Being Established Doesn’t Mean it Always Works Correctly!
So EDID is well established. However, that doesn’t mean it can’t go wrong. If EDID does go wrong, there is a danger that devices that send the signals (sources) and devices that display the signals (sinks) do not work optimally because, for some reason, the two devices do not align to work at their optimum settings. The White Paper that the CTA produced highlights three sets of circumstances that can cause problems.
- As technology advances (as with the development of 8K displays or new generation audio), new sink devices have capabilities that are not recognized by the source device. In the worst case, this can lead to no image or audio.
- The source and sink device may be happy to work at the highest quality level (such as 8K), but something between the two devices is incapable. That could be a cable or a receiver or splitter/repeater. Again that can mean no image.
- Sink devices with high capability also tend to include legacy EDIDs to ensure that some older devices (as in case 1) can still work, but that can sometimes cause the system to drop back to a lower quality than is possible, and the user may not realise they do not have the best result. (For example, at one time, although TV viewers reported that they were ‘watching TV in HD’, they didn’t have the broadcast content or devices to provide HD, even though they were watching on HD TVs).
The provision of legacy EDIDs for older resolutions is the usual way for the first two problems to be solved but does not solve the third problem, and the CTA guide addresses this.
Ask The Viewer
The CTA recognises that one way to solve problem 3 is to ‘ask the viewer’. That is to say that the system can try higher video formats until there is a failure, getting the user to confirm when the image is correct and backing off when the progression has gone too far.

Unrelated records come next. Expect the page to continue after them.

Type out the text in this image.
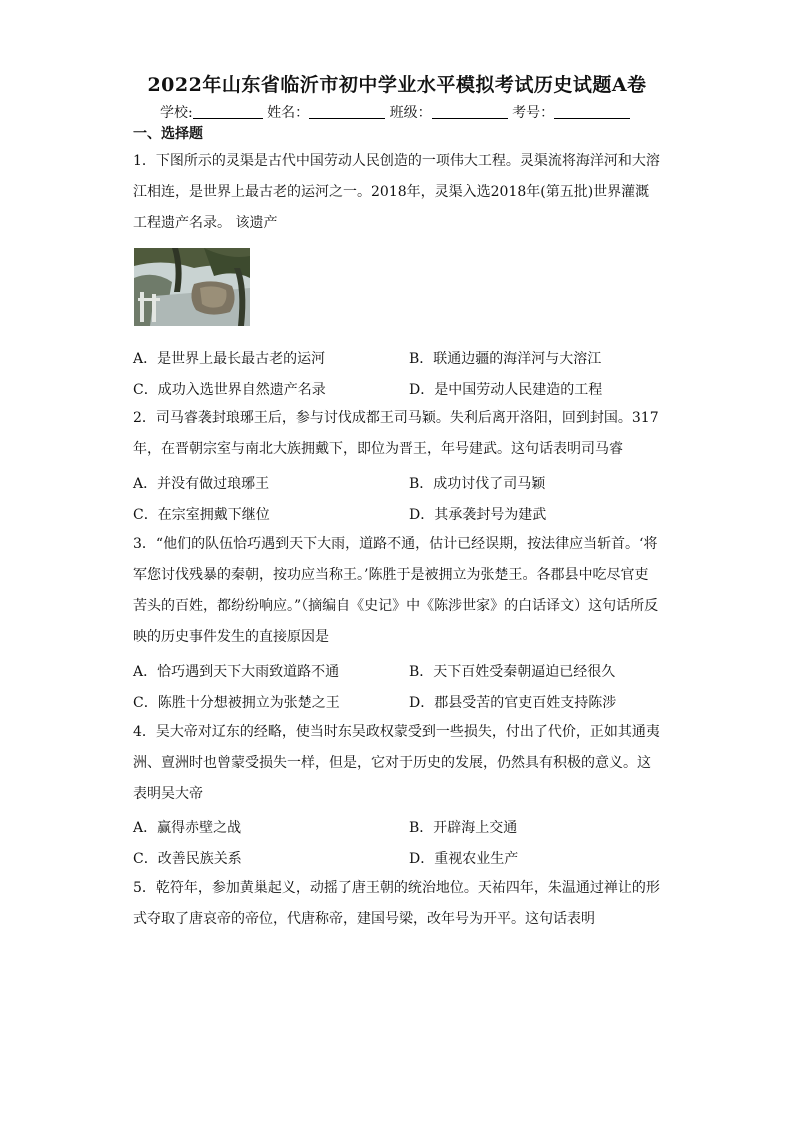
2022年山东省临沂市初中学业水平模拟考试历史试题A卷
学校:	姓名：	班级：	考号：
一、选择题
1．下图所示的灵渠是古代中国劳动人民创造的一项伟大工程。灵渠流将海洋河和大溶江相连，是世界上最古老的运河之一。2018年，灵渠入选2018年(第五批)世界灌溉工程遗产名录。 该遗产
A．是世界上最长最古老的运河	B．联通边疆的海洋河与大溶江
C．成功入选世界自然遗产名录	D．是中国劳动人民建造的工程
2．司马睿袭封琅琊王后，参与讨伐成都王司马颖。失利后离开洛阳，回到封国。317年，在晋朝宗室与南北大族拥戴下，即位为晋王，年号建武。这句话表明司马睿
A．并没有做过琅琊王	B．成功讨伐了司马颖
C．在宗室拥戴下继位	D．其承袭封号为建武
3．“他们的队伍恰巧遇到天下大雨，道路不通，估计已经误期，按法律应当斩首。‘将军您讨伐残暴的秦朝，按功应当称王。’陈胜于是被拥立为张楚王。各郡县中吃尽官吏苦头的百姓，都纷纷响应。”（摘编自《史记》中《陈涉世家》的白话译文）这句话所反映的历史事件发生的直接原因是
A．恰巧遇到天下大雨致道路不通	B．天下百姓受秦朝逼迫已经很久
C．陈胜十分想被拥立为张楚之王	D．郡县受苦的官吏百姓支持陈涉
4．吴大帝对辽东的经略，使当时东吴政权蒙受到一些损失，付出了代价，正如其通夷洲、亶洲时也曾蒙受损失一样，但是，它对于历史的发展，仍然具有积极的意义。这表明吴大帝
A．赢得赤壁之战	B．开辟海上交通
C．改善民族关系	D．重视农业生产
5．乾符年，参加黄巢起义，动摇了唐王朝的统治地位。天祐四年，朱温通过禅让的形式夺取了唐哀帝的帝位，代唐称帝，建国号梁，改年号为开平。这句话表明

User confirmation is handy (as it is, for example, when switching resolution in Microsoft Windows).

The CTA defined a number of standard timings that go from 640 x 480 VGA to 10K resolution in CTA-861 (now in version -H and available to freely download, although a heavy read at 280 pages). There is a list of 153 on the Wikipedia page about EDID. HDMI EDID supports those timings.
HDMI allows vendors to send their own data via EDID using ‘Vendor Specific Data Block’ or VSDBs. These blocks can contain the data that brands want to make available about their sink devices. However, it also has “Sink Capability Data Blocks’ or SCDBs. These can contain the standard timings and resolutions that HDMI lists. For newer source devices, SCDBs provided as the default EDID by the sink device, ensure that there will be a mode that can be used to optimize settings further. This can be done by using a wizard, for example, to get feedback on the correct operation by the user.
Unfortunately, older devices may not be able to recognize these SDCBs and may ignore them. Older HDMI 2.0 devices will ignore the SDCB, so the CTA has advised vendors to manually or automatically switch to VSDBs that advertize capabilities that will work with older devices to get things started.
Again, for older devices with HDMI 1.4b, the SDCB will be ignored, but in this case, the output will be limited to just the reduced capabilities in the EDID.
If you are having trouble getting devices to start correctly, there is some helpful troubleshooting advice on the Extron page we mentioned earlier.
CTA highlighted that HDMI might continue to try to develop solutions to these problems caused by the continued improvement and development of display devices.